When kayaking, you are going to be in the water, and water inherently carries the potential to make you and your surroundings really wet. If you are carrying sensitive electronic equipment, such as cameras and electronic navigation system, you definitely need small hand towels to dry your hands before using them or to dry equipment if they get wet with a sudden splash of water.

Super Glue

And if you can’t fix it with duct tape…
And if you can’t fix it with duct tape…

You may want to consider carrying super glue on you in almost all outdoor activities. Super glue will not only come in handy if you need to repair your boat or other equipment, but it can also save your life if you get wounded. You can close a gash using super glue, but be aware that while can be used reasonably safely on minor clean cuts, superglue can be toxic to deeper tissue layers. If there is no other medical option available, super glue can be your last and only option to stop blood loss until you reach your base.

First Aid Kit

Talking of mishaps and disasters, nothing helps you more than a good old first aid kit. Gone are the days when first aid kits used to be large bulking boxes, and the mere sight of which was enough to give you a minor migraine. However nowadays first aid kits come in small light weight zipper pouches with all the essential paraphernalia. You can easily add or take out items, or just create your own first aid kit from scratch. Check the contents expiry dates regularly.

Multi-tools kit

Survival Card – Author: Trociny-survivalujo – CC0
Survival Card – Author: Trociny-survivalujo – CC0

Most kayaking trips end without any major mishap. However, once tragedy strikes, you will want to be ready to deal with it. Having a multi-tool kit on board, even a basic one, can save you a lot of time and hassle, as you will have all kinds of tools you need to carry out minor repairs on your boat in case of emergency.

Mirror

Carrying a small mirror on you will help you signal to someone for help in case you are lost or in need of urgent help.
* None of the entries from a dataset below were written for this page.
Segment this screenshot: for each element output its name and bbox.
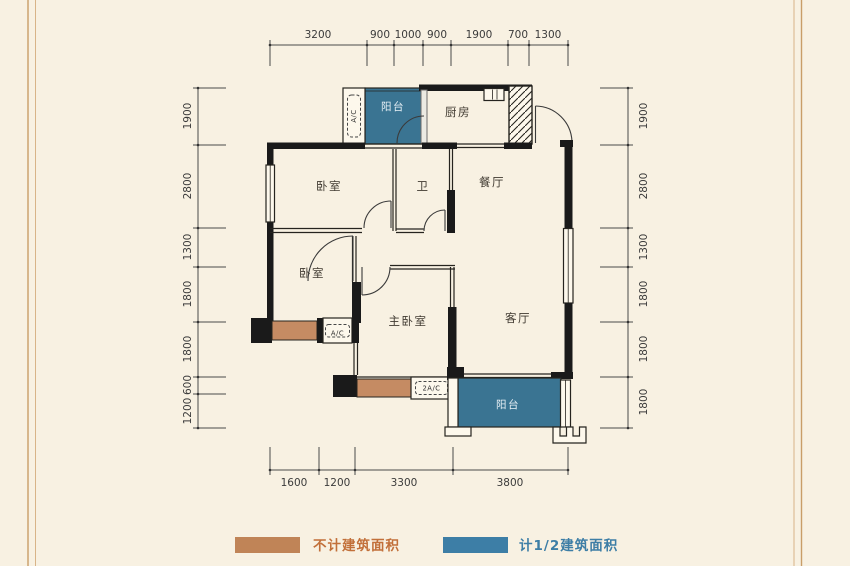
bathroom-door-arc [424,210,445,231]
legend-label-not-counted: 不计建筑面积 [313,537,400,554]
dim-bottom-2: 3300 [391,477,418,489]
balcony-crenellation [553,427,586,443]
room-label-living: 客厅 [505,311,531,325]
room-label-bedroom-top: 卧室 [316,179,342,193]
dim-top-2: 1000 [395,29,422,41]
legend: 不计建筑面积 计1/2建筑面积 [235,537,618,554]
dim-top-0: 3200 [305,29,332,41]
window-right [564,229,574,304]
floorplan-page: { "plan": { "room_labels": { "balcony_to… [0,0,850,566]
legend-label-half-counted: 计1/2建筑面积 [519,537,618,554]
balcony-top-area [365,88,422,144]
room-label-bathroom: 卫 [417,179,430,193]
balcony-pier-foot [445,427,471,436]
ac-platform-mid [272,321,317,340]
legend-swatch-orange [235,537,300,553]
dim-left-5: 600 [182,375,194,395]
dim-right-5: 1800 [638,389,650,416]
ac-label-bottom: 2A/C [422,385,440,393]
floor-plan: A/C [251,85,586,444]
bedroom-top-door-arc [364,201,391,228]
dim-bottom-1: 1200 [324,477,351,489]
dim-left-3: 1800 [182,281,194,308]
room-label-kitchen: 厨房 [445,105,471,119]
dim-top-5: 700 [508,29,528,41]
ac-platform-bottom [357,379,411,397]
dim-top-6: 1300 [535,29,562,41]
dim-left-2: 1300 [182,234,194,261]
dim-right-3: 1800 [638,281,650,308]
dimension-bottom: 1600 1200 3300 3800 [269,447,570,489]
ac-label-top: A/C [350,109,358,122]
ac-label-mid: A/C [331,330,344,338]
floorplan-canvas: 3200 900 1000 900 1900 700 1300 1600 120… [0,0,850,566]
room-label-dining: 餐厅 [479,175,505,189]
balcony-right-wall [561,380,571,427]
dim-bottom-0: 1600 [281,477,308,489]
dim-right-2: 1300 [638,234,650,261]
dim-right-0: 1900 [638,103,650,130]
window-left [266,165,275,222]
dim-right-1: 2800 [638,173,650,200]
dimension-left: 1900 2800 1300 1800 1800 600 1200 [182,87,226,430]
room-label-bedroom-mid: 卧室 [299,266,325,280]
dim-left-4: 1800 [182,336,194,363]
stove-icon [484,89,504,101]
legend-swatch-blue [443,537,508,553]
master-door-arc [362,267,390,295]
dim-left-6: 1200 [182,398,194,425]
dim-top-1: 900 [370,29,390,41]
entry-door-arc [536,106,573,143]
room-label-master-bedroom: 主卧室 [389,314,428,328]
dim-bottom-3: 3800 [497,477,524,489]
room-label-balcony-bottom: 阳台 [496,398,520,411]
dimension-top: 3200 900 1000 900 1900 700 1300 [269,29,570,66]
dimension-right: 1900 2800 1300 1800 1800 1800 [600,87,650,430]
dim-left-0: 1900 [182,103,194,130]
hatch-shaft [509,86,532,144]
dim-right-4: 1800 [638,336,650,363]
dim-top-3: 900 [427,29,447,41]
dim-top-4: 1900 [466,29,493,41]
dim-left-1: 2800 [182,173,194,200]
room-label-balcony-top: 阳台 [381,100,405,113]
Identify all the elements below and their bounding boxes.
Manufacturers now make mirrors specially designed for the purpose of shining light at rescue helicopters. These mirrors have a small hole in the middle to target the shine in the air or to a boat in the distance.

Whistle

Fox 40 black whistle – Author: Alno – CC BY-SA 1.0
Fox 40 black whistle – Author: Alno – CC BY-SA 1.0

If you are in need of help while kayaking, a simple shout-out may not do the trick. Winds are unpredictable over water and could take your voice to a different location then you initially anticipated. Use special whistles made for kayakers and canoers and attach it to your jacket or PFD to attract attention easier.

Matches or lighters

Keep a set of lighters or matches in your gear bag for obvious reasons. If you are lost and end up on a small island, you won’t have to rub sticks for hours for fire. Apart from this obvious use, you can in fact cover cracks in your boats by melting pieces of the boat and covering the gashes with the melted plastic.

Keep car keys with you

Keep hold of your keys!
Keep hold of your keys!

Many kayakers and nature enthusiasts leave their car keys or hide them somewhere on their cars before leaving for the trip. They do this with an intention to not to lose the keys while out in the wilderness. However, it is wiser to carry your keys with you. In the case of kayaking, carry them in a dry bag. This way you will know for sure that when you get back to your car, you can get home and dry quickly and without any delays.